Jeudi 31 Mars Séance n°6
English version
Double dose d’hôpital aujourd’hui – le rendez-vous habituel avec Schwarzy, le Terminator, plus une visite chez le Dr Érection.
Non, bien sûr que ce n’est pas son vrai nom, mais cela décrit bien ce qu’il fait. Le Docteur Érection est un spécialiste du « bambou ». Si Monsieur Bambou est mal en point, il va essayer de vous le réparer.
Le mien se porte plutôt bien pour le moment, mais je voulais quelques conseils sur ce que je devais faire pour limiter les dégâts, face au bombardement de rayons X que subit actuellement la partie basse de mon corps.
Je sais déjà qu’il y a 60 à 70% de risque que mon voyage au pays des rayons me laisse définitivement impuissant.
L’impuissance est un sujet que la plupart des gens n’aiment pas aborder. Personnellement, cela ne me dérange pas. Si vous n’êtes pas choqué par la chose, continuez votre lecture. Si cela vous gêne un tant soit peu, et bien, revenez demain !
Vous êtes toujours là ? Parfait.
Le médecin m’a donc conseillé de continuer à prendre mes comprimés de Cialis (en augmentant légèrement la dose), de recommencer à utiliser la pompe à vide et de continuer à faire mes exercices du plancher pelvien. L’objectif étant de préserver la circulation sanguine, le tonus musculaire ainsi que… la longueur du pénis (!), autant que possible. En faisant tout cela, si jamais cela se passe mal, les différents traitements disponibles auront une meilleure chance de succès.
J’ai déjà eu recours aux services du Dr Érection – après que l’opération pour enlever ma prostate cancéreuse m’ait laissé avec ce qu’on appelle cliniquement des troubles de la fonction érectile.
Je ne me suis jamais considéré comme un macho. Je n’ai jamais pensé que mon identité soit définie par mon zgeg ou par sa taille.
Je n’aurai donc jamais imaginé être à ce point déboussolé quand je me suis trouvé incapable d’obtenir une érection.

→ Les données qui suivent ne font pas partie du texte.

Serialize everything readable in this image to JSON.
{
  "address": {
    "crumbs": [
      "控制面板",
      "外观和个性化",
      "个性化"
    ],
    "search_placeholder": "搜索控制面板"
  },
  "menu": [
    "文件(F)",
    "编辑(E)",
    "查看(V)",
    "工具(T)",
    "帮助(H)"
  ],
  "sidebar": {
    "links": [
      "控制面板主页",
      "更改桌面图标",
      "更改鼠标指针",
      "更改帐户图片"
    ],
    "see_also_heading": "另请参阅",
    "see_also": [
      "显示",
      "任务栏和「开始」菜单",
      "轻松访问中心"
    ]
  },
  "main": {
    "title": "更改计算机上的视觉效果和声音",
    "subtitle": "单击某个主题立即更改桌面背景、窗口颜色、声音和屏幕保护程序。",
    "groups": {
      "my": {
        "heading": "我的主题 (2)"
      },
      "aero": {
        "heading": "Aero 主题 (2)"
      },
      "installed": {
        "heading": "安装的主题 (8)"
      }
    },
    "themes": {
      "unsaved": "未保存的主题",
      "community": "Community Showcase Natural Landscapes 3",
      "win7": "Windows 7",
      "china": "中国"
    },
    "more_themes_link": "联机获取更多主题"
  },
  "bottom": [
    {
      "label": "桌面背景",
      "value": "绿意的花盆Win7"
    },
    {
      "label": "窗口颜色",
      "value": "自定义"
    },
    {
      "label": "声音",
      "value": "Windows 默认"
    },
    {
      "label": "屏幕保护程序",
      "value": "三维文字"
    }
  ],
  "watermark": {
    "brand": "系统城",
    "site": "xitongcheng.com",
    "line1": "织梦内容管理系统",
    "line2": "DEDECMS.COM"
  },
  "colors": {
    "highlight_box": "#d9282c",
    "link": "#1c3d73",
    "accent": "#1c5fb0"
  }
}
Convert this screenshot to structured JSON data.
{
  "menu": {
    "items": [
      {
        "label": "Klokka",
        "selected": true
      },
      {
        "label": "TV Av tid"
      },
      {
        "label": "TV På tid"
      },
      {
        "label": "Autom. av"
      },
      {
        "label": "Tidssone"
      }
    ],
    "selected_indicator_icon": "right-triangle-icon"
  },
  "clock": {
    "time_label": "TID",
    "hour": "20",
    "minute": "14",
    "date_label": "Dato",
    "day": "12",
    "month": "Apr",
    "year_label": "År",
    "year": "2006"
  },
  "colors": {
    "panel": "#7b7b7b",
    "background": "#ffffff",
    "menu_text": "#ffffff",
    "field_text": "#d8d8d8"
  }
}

C’est d’autant plus incompréhensible que ma fabuleuse partenaire a fait un travail fantastique en me poussant à découvrir de nouvelles façons de nous exprimer notre amour.
Sans vouloir trop entrer dans les détails, je tiens à dire deux choses importantes à ceux qui sont confrontés à l’impuissance, de près ou de loin.
Tout d’abord, on peut très bien avoir un orgasme sans érection.
Et surtout, même si les rapports sexuels sont sans pénétration, il est tout à fait possible d’éprouver cette extraordinaire sensation de fusion, l’essence-même de la passion que l’on ressent en faisant l’amour.
Mais malgré tout cela, malgré toutes les nouvelles sensations extraordinaires que nous avons pu éprouver, malgré la diversité et l’imagination dans la façon de nous exprimer notre amour, je me suis senti diminué.
Cela a un peu porté ombrage à l’excellente récupération de l’opération que j’ai eue par ailleurs. Une fois le cathéter enlevé, je n’ai quasiment pas eu de problèmes d’incontinence. Semaine après semaine, je me suis senti de plus en plus fort et en forme, même si j’éprouvais régulièrement le besoin de faire une sieste au cours de la journée.
Et pourtant, pourtant…
Il me manquait quand même quelque chose.
J’ai donc facilement trouvé la motivation pour faire mes exercices du plancher pelvien, six fois par jour. Et aussi pour supporter l’humiliation quelque peu comique provoquée par l’utilisation quotidienne de la pompe.
Au bout d’environ quatre mois, cela a commencé à porter ses fruits et mes problèmes d’érection ont commencé à s’arranger. Et par la même occasion, la sensation d’être diminué ou estropié s’est estompée.
La vie n’était plus tout-à-fait la même ; vos orgasmes changent sans éjaculation (la fonction principale de la prostate est de produire le liquide séminal, donc une fois qu’on vous l’a retirée, vous ne pourrez plus jamais éjaculer). Mais la vie était belle.
Voilà pourquoi j’ai du mal à envisager l’éventualité que Monsieur Bambou me laisse de nouveau en plan, cette fois de façon permanente. Je peux faire face à l’idée de rapports sexuels sans pénétration. Ce que je redoute, c’est d’éprouver à nouveau cette sensation d’être diminué, comme estropié.
Comme je l’ai déjà expliqué, il n’a pas été facile de décider d’entreprendre ce voyage. Mais je me suis aperçu qu’en fin de compte, ce que je redoutais le plus, c’était de laisser ces saloperies de cellules cancéreuses encore actives libres de continuer à se multiplier.
Alors on continue le chemin en sifflant joyeusement, d’un pas vif et léger, plein de subtiles promesses.